从没有 switch/case 的枚举中获取关联值

Question

I've got an enumeration with a few different cases which are different types, eg

enum X {
    case AsInt(Int)
    case AsDouble(Double)
}

I can switch on these just fine to get the underlying value back out. However, the switch statement is highly annoying with trying to make me execute some code for the other cases that I simply don't care about. For example, right now I have something like

func AsInt(x: X) -> Int? {
    switch x {
    case AsInt(let num):
        return num;
    default:
        return nil;
    }
}

This works but it's pretty tedious always having to reference this method and having to write a new one for each case of each enumeration. What I'm looking for is how to simply attempt to cast a value of type X to one of the cases, like

var object: X = func();
let value = obj as? Int;
if value {
    // do shit
}

How can I simply check for a case without having to enumerate all of the cases about which I don't care and execute some non-statement for them?

Bonus points for any solution that can declare value as part of the conditional instead of polluting the scope.

Answer 1

There are actually multiple ways to do it.

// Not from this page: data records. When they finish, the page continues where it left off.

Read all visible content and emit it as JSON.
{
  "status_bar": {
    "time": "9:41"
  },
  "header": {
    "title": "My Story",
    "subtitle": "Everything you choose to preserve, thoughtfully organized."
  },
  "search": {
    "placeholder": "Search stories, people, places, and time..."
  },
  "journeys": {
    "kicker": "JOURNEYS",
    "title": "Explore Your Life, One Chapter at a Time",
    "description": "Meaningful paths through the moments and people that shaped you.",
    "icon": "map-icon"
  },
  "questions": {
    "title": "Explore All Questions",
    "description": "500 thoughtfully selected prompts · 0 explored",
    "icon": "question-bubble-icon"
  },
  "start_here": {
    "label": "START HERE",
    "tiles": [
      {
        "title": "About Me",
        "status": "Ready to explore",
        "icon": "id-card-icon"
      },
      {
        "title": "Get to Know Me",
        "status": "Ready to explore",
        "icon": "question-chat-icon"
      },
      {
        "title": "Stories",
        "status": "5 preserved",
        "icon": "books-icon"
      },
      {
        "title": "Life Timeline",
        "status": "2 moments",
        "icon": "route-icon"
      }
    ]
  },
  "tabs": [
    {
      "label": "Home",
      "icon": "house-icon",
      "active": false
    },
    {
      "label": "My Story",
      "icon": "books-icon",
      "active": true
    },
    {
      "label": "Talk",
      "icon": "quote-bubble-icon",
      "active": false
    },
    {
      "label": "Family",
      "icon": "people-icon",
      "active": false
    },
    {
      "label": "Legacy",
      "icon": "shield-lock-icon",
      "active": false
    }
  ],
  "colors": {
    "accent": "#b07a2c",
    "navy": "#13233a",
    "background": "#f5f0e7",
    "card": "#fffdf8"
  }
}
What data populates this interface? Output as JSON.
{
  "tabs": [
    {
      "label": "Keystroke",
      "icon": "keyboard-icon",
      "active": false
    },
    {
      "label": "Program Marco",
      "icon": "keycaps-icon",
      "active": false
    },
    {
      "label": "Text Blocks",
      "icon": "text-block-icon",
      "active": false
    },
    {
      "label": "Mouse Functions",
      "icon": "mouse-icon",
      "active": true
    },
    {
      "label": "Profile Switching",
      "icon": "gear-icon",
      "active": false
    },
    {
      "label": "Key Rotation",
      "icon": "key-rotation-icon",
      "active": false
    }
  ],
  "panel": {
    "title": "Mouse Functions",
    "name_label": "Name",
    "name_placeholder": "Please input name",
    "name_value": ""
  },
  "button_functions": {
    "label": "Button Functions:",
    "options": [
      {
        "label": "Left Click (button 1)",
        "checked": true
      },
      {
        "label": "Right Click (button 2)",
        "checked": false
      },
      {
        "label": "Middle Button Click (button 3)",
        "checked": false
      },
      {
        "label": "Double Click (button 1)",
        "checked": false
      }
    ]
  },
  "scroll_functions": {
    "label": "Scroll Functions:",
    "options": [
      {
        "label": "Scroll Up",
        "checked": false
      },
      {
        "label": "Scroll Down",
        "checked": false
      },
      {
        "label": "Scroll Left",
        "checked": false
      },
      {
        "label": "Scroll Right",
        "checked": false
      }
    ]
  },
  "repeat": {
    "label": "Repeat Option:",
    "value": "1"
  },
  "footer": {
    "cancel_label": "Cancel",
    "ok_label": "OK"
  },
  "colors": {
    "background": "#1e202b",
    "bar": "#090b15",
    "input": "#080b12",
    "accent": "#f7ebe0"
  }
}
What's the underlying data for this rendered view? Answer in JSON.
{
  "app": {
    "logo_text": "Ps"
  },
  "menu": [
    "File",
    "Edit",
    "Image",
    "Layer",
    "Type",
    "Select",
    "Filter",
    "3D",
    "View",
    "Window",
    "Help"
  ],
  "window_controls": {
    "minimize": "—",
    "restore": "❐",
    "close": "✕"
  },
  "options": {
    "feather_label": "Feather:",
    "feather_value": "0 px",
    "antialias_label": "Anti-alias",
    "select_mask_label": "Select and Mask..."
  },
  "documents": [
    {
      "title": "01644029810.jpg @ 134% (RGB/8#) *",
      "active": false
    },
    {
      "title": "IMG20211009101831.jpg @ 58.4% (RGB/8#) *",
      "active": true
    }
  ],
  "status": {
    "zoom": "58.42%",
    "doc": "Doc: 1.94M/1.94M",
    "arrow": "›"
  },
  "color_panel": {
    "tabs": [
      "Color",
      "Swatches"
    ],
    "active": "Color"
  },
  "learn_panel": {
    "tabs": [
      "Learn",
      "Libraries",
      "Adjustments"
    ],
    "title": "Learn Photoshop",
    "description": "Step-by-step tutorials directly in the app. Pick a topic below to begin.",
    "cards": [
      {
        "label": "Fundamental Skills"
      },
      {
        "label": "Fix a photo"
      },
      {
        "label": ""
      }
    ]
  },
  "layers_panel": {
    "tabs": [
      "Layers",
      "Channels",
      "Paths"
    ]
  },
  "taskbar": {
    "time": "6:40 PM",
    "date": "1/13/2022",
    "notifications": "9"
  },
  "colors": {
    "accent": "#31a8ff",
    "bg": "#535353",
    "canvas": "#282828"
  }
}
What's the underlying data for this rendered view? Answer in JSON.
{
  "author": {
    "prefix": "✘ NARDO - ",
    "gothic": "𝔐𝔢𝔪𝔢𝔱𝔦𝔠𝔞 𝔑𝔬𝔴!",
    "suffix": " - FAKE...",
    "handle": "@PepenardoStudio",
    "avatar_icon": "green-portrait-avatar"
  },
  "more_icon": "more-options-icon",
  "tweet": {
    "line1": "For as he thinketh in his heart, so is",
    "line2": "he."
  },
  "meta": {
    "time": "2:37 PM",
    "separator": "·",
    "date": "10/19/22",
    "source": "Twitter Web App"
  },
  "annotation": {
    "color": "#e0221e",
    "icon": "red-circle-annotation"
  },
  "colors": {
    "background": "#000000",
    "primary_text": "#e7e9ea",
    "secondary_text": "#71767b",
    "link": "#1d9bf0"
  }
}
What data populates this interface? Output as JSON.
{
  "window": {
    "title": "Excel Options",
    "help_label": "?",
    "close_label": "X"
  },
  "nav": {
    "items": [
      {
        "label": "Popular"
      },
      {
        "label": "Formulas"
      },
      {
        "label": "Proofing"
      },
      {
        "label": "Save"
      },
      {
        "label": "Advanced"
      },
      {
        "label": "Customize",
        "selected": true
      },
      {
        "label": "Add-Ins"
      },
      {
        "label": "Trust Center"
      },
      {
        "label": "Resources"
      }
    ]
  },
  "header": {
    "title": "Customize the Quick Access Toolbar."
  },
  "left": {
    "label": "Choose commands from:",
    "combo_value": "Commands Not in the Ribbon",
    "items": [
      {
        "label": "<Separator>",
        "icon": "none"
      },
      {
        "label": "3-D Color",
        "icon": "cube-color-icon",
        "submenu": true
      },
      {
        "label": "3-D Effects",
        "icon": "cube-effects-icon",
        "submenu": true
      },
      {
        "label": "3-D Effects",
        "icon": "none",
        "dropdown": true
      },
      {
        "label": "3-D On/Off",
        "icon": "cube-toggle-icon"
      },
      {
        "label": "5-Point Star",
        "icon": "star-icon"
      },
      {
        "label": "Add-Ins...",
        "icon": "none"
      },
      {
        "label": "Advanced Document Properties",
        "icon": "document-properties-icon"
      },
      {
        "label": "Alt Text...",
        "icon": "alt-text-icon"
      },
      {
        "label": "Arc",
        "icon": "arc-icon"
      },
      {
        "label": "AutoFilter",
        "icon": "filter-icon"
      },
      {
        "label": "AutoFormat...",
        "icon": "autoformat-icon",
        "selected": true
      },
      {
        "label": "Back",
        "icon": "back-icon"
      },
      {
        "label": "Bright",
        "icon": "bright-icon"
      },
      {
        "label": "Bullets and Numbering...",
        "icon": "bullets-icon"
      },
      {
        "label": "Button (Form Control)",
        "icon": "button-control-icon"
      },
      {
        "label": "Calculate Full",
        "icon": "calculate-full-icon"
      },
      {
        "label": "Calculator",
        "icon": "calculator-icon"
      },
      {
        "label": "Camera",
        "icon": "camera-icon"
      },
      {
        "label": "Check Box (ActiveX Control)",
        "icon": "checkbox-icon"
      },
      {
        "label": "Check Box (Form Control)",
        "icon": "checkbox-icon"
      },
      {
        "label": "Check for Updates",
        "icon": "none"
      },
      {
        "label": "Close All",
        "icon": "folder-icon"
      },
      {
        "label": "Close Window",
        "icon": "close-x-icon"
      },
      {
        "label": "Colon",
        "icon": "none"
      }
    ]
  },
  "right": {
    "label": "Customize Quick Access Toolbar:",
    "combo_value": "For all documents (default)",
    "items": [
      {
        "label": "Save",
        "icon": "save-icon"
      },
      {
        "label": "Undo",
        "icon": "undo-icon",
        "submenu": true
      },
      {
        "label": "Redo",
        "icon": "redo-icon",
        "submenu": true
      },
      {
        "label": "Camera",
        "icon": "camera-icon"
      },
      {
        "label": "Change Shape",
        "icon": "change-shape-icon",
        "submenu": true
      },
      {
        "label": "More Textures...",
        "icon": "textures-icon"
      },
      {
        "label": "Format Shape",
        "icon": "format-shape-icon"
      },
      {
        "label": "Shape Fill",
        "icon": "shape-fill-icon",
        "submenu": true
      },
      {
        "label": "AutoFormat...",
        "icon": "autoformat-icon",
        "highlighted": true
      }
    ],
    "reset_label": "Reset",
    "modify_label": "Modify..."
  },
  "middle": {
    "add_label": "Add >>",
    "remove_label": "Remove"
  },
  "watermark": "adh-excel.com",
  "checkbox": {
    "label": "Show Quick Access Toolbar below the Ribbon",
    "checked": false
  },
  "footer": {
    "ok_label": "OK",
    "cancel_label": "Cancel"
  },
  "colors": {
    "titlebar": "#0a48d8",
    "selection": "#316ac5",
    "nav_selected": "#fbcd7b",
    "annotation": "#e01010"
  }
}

Let's do it by extending your enum with a computed property:

enum X {
    case asInt(Int)
    case asDouble(Double)

    var asInt: Int? {
        // ... see below
    }
}

Solutions with if case

By having let outside:

var asInt: Int? {
    if case let .asInt(value) = self {
        return value
    }
    return nil
}

By having let inside:

var asInt: Int? {
    if case .asInt(let value) = self {
        return value
    }
    return nil
}

Solutions with guard case

By having let outside:

var asInt: Int? {
    guard case let .asInt(value) = self else {
        return nil
    }
    return value
}

By having let inside:

var asInt: Int? {
    guard case .asInt(let value) = self else {
        return nil
    }
    return value
}

The last one is my personal favorite syntax of the four solutions.

Answer 2

As of Swift 2 (Xcode 7) this is possible with if/case and pattern matching:

let x : X = ...
if case let .AsInt(num) = x {
    print(num)
}

The scope of num is restricted to the if-statement.